Kenya has confirmed that a switch-off of counterfeit mobile phones will take place at the end of the month.
In addition, networks will be forbidden from activating new “fake” devices bought after 1 October.
Government officials said the move was designed to protect consumers from hazardous materials and to safeguard mobile payment systems.
They added it should also help them track users and limit violence ahead of March’s general election.
The action had originally been scheduled to take place at the end of 2011, but was twice delayed to give subscribers a chance to replace their devices. However, the Ministry of Information and Communications has said this would not happen again.

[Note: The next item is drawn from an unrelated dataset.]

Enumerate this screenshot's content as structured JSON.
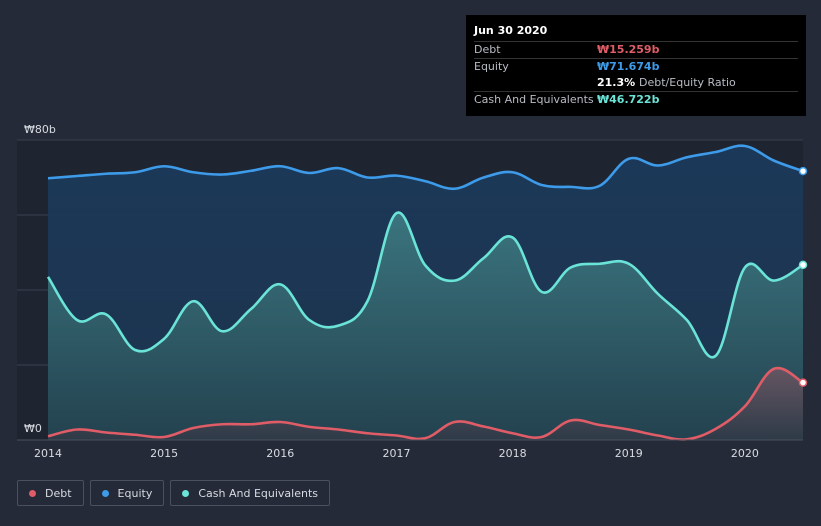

The Communications Commission of Kenya defines fake handsets as “copies of popular brands and models made from sub-standard materials” that have not been licensed by the organisation.
They are sourced from China and other parts of Asia, as well as Nigeria and South Africa…
Law enforcement agencies had…complained that some of the devices used duplicated IMEI (International Mobile Equipment Identifier) codes, making it difficult to track down users suspected of using their handsets to plan crimes…
In addition, when the government publicised the switch-off in June it also linked the move to efforts to restrict fraud.
“In this era of mobile banking, use of counterfeit devices, which are manufactured without due consideration to the recognised security standards, may expose our mobile money systems as well as the wider banking and financial system to unnecessary risks,” said the communications secretary Dr Bitange Ndemo…
Another set of great reasons for government regulation and oversight of communications equipment. After all the blather about economics and freedom, the main product needed to be removed from the network is cheap crap which can erode communications and even endanger users.